The Employer Review

by CTbrthrhd

by: Sean Brickley

There were a lot of fun elements to this movie. Starting from the top down: Malcolm McDowell. If you’re making a thriller or a sci-fi movie (maybe even a sci-fi thriller) and you can afford it, it’s never a bad idea to have Malcolm McDowell as a member of your cast. This is particularly true when the movie calls for the most sociopathic Human Relations director the corporate world has ever seen.

Five strangers wake up in a room with no means of escape. Initially distrustful of each other, as they calm down and begin to speak with one another they all realize that they are each up for a job at the Carcharias Corporation, a mysterious organization which buys other companies, strips them down and sells them for profit. Before this realization even has time to settle in, the group hears a phone ringing from a nearby air vent. Upon retrieving and answering it the voice on the other end, revealed to be The Employer (McDowell), asks to be put on speakerphone before revealing their eventual fates.

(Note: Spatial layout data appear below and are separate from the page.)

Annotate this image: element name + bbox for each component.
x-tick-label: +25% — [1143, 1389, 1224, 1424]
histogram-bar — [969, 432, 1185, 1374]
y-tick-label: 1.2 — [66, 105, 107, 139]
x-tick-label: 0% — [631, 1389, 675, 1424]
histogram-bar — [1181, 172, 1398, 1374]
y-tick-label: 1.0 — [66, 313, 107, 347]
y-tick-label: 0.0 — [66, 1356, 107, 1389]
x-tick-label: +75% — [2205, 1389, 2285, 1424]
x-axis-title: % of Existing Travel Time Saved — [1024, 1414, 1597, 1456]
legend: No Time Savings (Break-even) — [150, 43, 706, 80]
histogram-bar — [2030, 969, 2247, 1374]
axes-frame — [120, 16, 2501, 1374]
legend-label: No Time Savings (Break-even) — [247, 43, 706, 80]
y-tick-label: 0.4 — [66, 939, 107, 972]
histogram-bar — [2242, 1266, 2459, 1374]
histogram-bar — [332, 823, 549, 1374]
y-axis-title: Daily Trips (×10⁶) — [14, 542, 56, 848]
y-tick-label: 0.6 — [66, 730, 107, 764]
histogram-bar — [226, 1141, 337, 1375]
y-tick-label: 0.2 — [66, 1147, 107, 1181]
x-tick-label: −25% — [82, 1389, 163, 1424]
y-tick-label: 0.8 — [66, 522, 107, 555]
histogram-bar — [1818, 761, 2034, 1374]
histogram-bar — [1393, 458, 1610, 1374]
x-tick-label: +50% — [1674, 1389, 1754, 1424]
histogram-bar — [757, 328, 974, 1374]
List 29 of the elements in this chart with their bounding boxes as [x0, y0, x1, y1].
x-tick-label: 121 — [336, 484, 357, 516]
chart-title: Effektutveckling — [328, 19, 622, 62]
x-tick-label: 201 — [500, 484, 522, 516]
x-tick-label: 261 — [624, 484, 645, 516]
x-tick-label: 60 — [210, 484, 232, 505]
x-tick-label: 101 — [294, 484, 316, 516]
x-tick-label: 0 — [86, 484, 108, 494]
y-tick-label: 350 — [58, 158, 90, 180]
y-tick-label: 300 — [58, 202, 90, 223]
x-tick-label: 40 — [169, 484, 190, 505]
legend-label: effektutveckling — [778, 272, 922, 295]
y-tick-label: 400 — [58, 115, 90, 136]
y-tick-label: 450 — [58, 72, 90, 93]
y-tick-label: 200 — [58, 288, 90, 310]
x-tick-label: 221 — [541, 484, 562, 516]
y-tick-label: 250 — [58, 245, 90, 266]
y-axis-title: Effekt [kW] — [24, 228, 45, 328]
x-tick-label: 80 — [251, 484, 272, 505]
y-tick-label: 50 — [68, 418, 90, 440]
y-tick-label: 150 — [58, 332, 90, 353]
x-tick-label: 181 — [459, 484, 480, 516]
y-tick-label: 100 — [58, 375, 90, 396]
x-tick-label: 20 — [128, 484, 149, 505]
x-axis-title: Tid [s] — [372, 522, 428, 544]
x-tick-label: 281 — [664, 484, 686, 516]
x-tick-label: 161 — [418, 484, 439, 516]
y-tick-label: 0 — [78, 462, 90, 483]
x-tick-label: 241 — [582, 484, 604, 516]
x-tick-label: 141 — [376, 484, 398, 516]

Trying to call the authorities will be useless. The group is limited to five outgoing calls so they must use them wisely. Most importantly, this is their final interview for the position. Each of the five people is direct competition to the other four. The only means of eliminating the competition is (hopefully you’ve figured it out by now) by killing them. While all of this is being explained to the group the viewer can see The Employer casually meandering about his luxurious estate. This is why Malcolm McDowell was so perfect for this role – as the reality of imminent death is setting in on each of the five members, The Employer has a very laid back and easygoing nature. Lastly, as each person dies, a call will come in with a code that they will need in order to open the door and exit the room.

Despite the fact that at this point the group of five has already begun to distrust each other, they decide to make a pact to go against their captor and not kill each other. They further this sentiment by collecting items that they could use in a violent fashion (belts, high-heeled shoes, etc) and storing them in the air vent.

As they begin discussing the ramifications of their current predicament the viewer begins to learn more about them and their highly differing backgrounds. This is done in an interesting manner. First, we see a group of five individuals who are scared for their lives. Second, we see clips of them in their individual interviews with The Employer. It is an interesting contrast to see the faces that they put on in their quest for corporate glory as opposed to their real, primal selves as their situation slowly deteriorates. It’s only a matter of time before self-preservation kicks in and the job is quickly forgotten as each person fights to stay alive.

While it may sound like a rehash of movies of a similar nature (Cube, Unknown (2006), the Saw series, etc), The Employer really isn’t as similar as it seems. The common denominator linking the group is what they all thought was a highly sought after job. That’s it. It’s not due to their lifestyle choices. They don’t have special talents that should help each other survive. They aren’t suffering from amnesia. They are just five people who happened to unfortunate enough apply for a position at a company with really rough hiring practices. Additionally, their deaths aren’t due to elaborately planned out contraptions which give them some kind of horrible decision between dying or being maimed. Their survival is dependent primarily on their ability to kill. That’s why The Employer shouldn’t be put on the same shelf as similar titles. It does a fine job standing out on its own.